The frame of a slingshot is the rigid, typically Y-shaped part that is held in the hand. A proper frame holds the bands safely, makes shooting comfortable and gives you a proper sight picture, if this is beneficial to your shooting style. Yet, I must stress that the frame itself has not much to do with a slingshot's performance. Most experienced slingshooters can take pretty much any frame and shoot accurately with it after some time of training. Only models with extension of the drawing length by elongated forks or roller systems have an influence on the rubber band's performance.

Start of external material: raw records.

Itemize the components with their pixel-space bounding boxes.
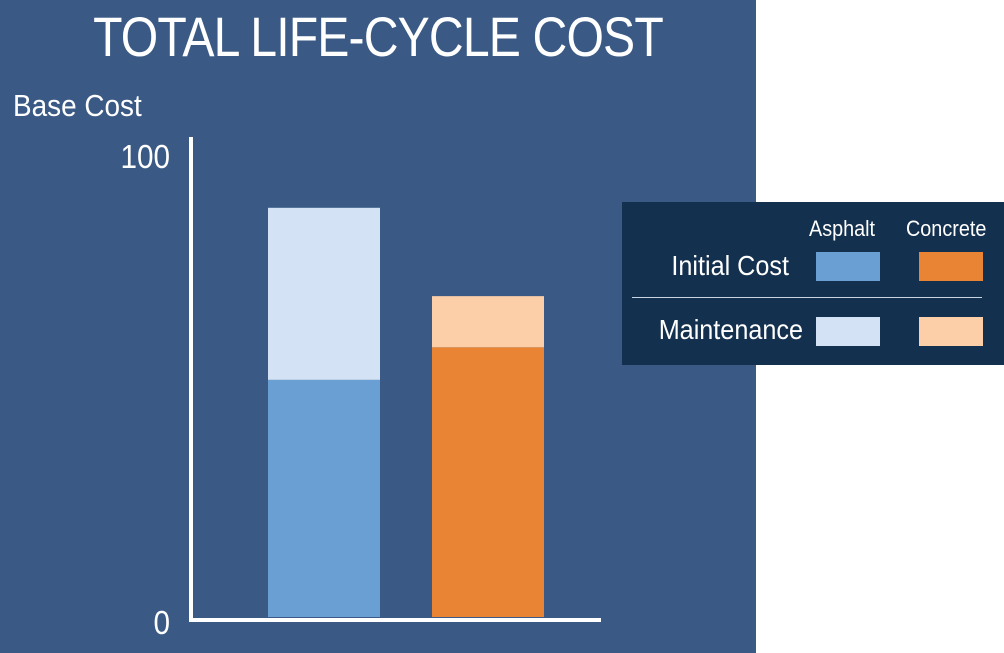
chart-title: TOTAL LIFE-CYCLE COST xyxy=(93,5,664,68)
legend: Asphalt Concrete Initial Cost Maintenanc… xyxy=(622,202,1004,365)
y-tick-label-bottom: 0 xyxy=(153,604,170,641)
bar-concrete-initial-cost xyxy=(432,347,544,617)
legend-row-maintenance: Maintenance xyxy=(658,314,803,345)
bar-asphalt-maintenance xyxy=(268,207,380,380)
bar-concrete-maintenance xyxy=(432,296,544,348)
legend-divider xyxy=(632,297,982,298)
legend-row-initial-cost: Initial Cost xyxy=(671,250,789,281)
y-tick-label-top: 100 xyxy=(120,138,170,175)
chart-plot xyxy=(189,137,601,622)
legend-header-concrete: Concrete xyxy=(906,216,987,241)
legend-swatch-concrete-maintenance xyxy=(919,317,983,346)
y-axis-label: Base Cost xyxy=(13,88,142,123)
legend-swatch-asphalt-initial xyxy=(816,252,880,281)
legend-swatch-concrete-initial xyxy=(919,252,983,281)
legend-header-asphalt: Asphalt xyxy=(809,216,876,241)
bar-asphalt-initial-cost xyxy=(268,379,380,617)
legend-swatch-asphalt-maintenance xyxy=(816,317,880,346)
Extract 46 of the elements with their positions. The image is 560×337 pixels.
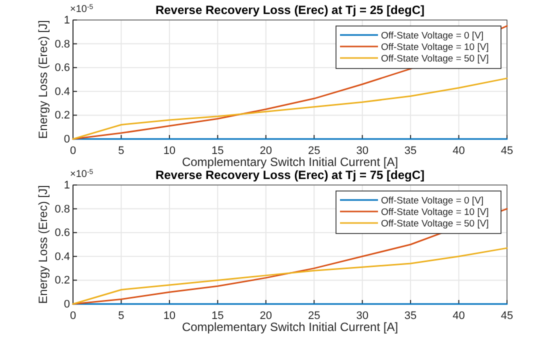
x-tick-label: 20 [260, 310, 272, 322]
text: ×10$^{-5}$ [70, 4, 94, 15]
x-tick-label: 15 [212, 310, 224, 322]
x-tick-label: 45 [500, 310, 514, 322]
line-series [72, 247, 508, 305]
legend-label: Off-State Voltage = 0 [V] [381, 196, 484, 206]
x-axis-title: Complementary Switch Initial Current [A] [182, 320, 398, 334]
x-tick-label: 30 [356, 310, 368, 322]
legend-label: Off-State Voltage = 50 [V] [381, 218, 489, 230]
y-tick-label: 0.2 [54, 110, 70, 122]
x-tick-label: 25 [308, 145, 320, 158]
y-tick-label: 0.6 [54, 62, 70, 74]
x-tick-label: 15 [212, 145, 224, 158]
y-tick-label: 0.8 [54, 203, 70, 216]
x-tick-label: 30 [356, 145, 368, 158]
y-tick-label: 1 [64, 14, 70, 27]
y-tick-label: 0.8 [54, 38, 70, 50]
x-tick-label: 35 [404, 145, 417, 158]
chart-title: Reverse Recovery Loss (Erec) at Tj = 25 [degC] [155, 3, 425, 17]
y-tick-label: 0.6 [54, 227, 70, 240]
x-tick-label: 35 [404, 310, 417, 322]
x-tick-label: 5 [118, 310, 124, 322]
chart-title: Reverse Recovery Loss (Erec) at Tj = 75 [degC] [155, 168, 425, 182]
x-tick-label: 25 [308, 310, 320, 322]
y-tick-label: 0.4 [54, 86, 70, 98]
y-tick-label: 0.2 [54, 274, 70, 287]
x-tick-label: 20 [260, 145, 272, 158]
x-tick-label: 5 [118, 145, 124, 158]
y-tick-label: 0.4 [54, 250, 70, 263]
legend-label: Off-State Voltage = 10 [V] [381, 42, 489, 53]
x-axis-title: Complementary Switch Initial Current [A] [182, 155, 398, 169]
x-tick-label: 45 [500, 145, 514, 158]
line-series [72, 78, 508, 140]
x-tick-label: 10 [163, 145, 176, 158]
y-tick-label: 0 [64, 134, 70, 146]
y-tick-label: 1 [64, 180, 70, 192]
text: ×10$^{-5}$ [70, 168, 94, 180]
legend-label: Off-State Voltage = 10 [V] [381, 207, 489, 218]
y-axis-title: Energy Loss (Erec) [J] [36, 185, 50, 304]
legend-label: Off-State Voltage = 0 [V] [381, 30, 484, 42]
x-tick-label: 10 [163, 310, 176, 322]
x-tick-label: 40 [452, 145, 465, 158]
x-tick-label: 40 [452, 310, 465, 322]
y-tick-label: 0 [64, 298, 70, 311]
y-axis-title: Energy Loss (Erec) [J] [36, 20, 50, 139]
legend-label: Off-State Voltage = 50 [V] [381, 54, 489, 64]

Making a slingshot frame is a rewarding activity. Some people like the construction of a slingshot more than actually shooting it, and there's nothing wrong with that. There are many different ways to make a frame - I've seen slingshot carved out of stone, sewn from heavy leather, molded with epoxy resin - but the majority of the slingshot can be sortet into one of the following three categories:
Every child in the world that had the luck to grow up in a rural area made a slingshot out of a tree fork. This sometimes leads to the notion that tree fork slingshots are toys, or somehow inferior to other designs. Nothing could be further from the truth. Many Top-notch shooters attend (and sometimes win) tournaments with them.
Natural forks have a number of charming advantages. First, they are usually free to obtain. Second, they can withstand a lot of force if dried correctly - the fibres in the branches run always along the curves, which is not the case in a board cut slingshot. Third, many tree forks grow in a shape that makes them fit the hand without much carving work.

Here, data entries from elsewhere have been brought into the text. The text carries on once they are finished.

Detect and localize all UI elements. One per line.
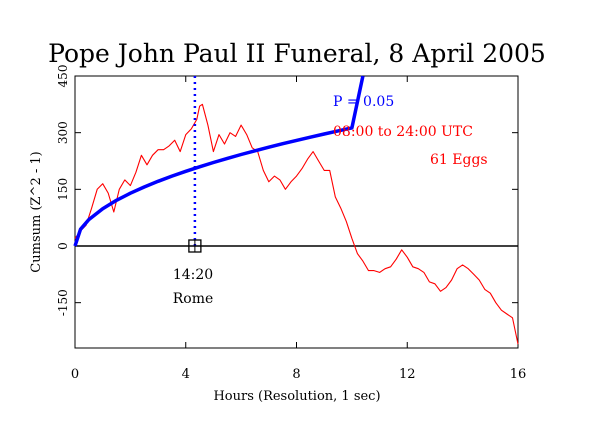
chart-title: Pope John Paul II Funeral, 8 April 2005 xyxy=(48,39,546,68)
x-tick-label: 8 xyxy=(292,367,300,382)
y-tick-label: -150 xyxy=(56,289,70,316)
y-tick-label: 300 xyxy=(56,121,70,144)
x-tick-label: 4 xyxy=(182,367,190,382)
envelope-line-p05 xyxy=(73,75,365,247)
event-place-label: Rome xyxy=(173,291,214,307)
annotation-p-value: P = 0.05 xyxy=(333,94,394,110)
x-axis-label: Hours (Resolution, 1 sec) xyxy=(213,389,380,404)
plot-area: 0 4 8 12 16 -150 0 150 300 450 xyxy=(56,65,526,382)
event-marker-group xyxy=(188,76,202,253)
x-tick-label: 0 xyxy=(71,367,79,382)
x-tick-label: 16 xyxy=(510,367,527,382)
x-tick-label: 12 xyxy=(399,367,416,382)
y-tick-label: 150 xyxy=(56,178,70,201)
x-axis-ticks: 0 4 8 12 16 xyxy=(71,76,526,382)
event-time-label: 14:20 xyxy=(173,267,213,283)
annotation-time-range: 08:00 to 24:00 UTC xyxy=(333,124,473,140)
cumsum-deviation-line xyxy=(74,103,519,345)
annotation-egg-count: 61 Eggs xyxy=(430,152,488,168)
y-tick-label: 0 xyxy=(56,242,70,250)
y-axis-label: Cumsum (Z^2 - 1) xyxy=(29,151,44,272)
series-group xyxy=(73,75,519,345)
y-tick-label: 450 xyxy=(56,65,70,88)
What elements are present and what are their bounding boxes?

In Europe and the USA, the most popular type of slingshots are board-cuts. The
name says it all - they are cut from a plank of wood, or sometimes a metal or Micarta
sheeting. The big advantage of making a board-cut is that there is almost no limit
on its shape. Fork height and width, grip angle etc. can be matched perfectly to
the shooter.
Be careful to choose the proper wood for you board-cuts. Let the fibres (which run
along the tree's growing direction) also run vertically on your slingshot. Use good hardwood
only, and keep the throat area, where the forks meet the grip, large enough to withstand
the forces that will rest upon it. Plywood is a good alternative to hardwood, and I recommend
it if you are unsure what wood to take. Have a look in the Template section to see some good
designs.
Another common material are bent metal rods - starting with a bent coathanger that is a typical child's slingshot, and ending with sophisticated models made from hot-bended metal rods. Most mass produced slingshots are bent-wires, with plastic handles to increase their ergonomy. The advantage is the high stability, in a small package: A well made bent-wire from 6mm steel rod can take about any band strength, while being slim and easy to stash in the pocket. However, this material choice puts some limitations to the possible designs, and band attachment types. Additional parts - such as rubber wrapping or a wooden handle- are often necessary to augment the metal frame's ergonomy.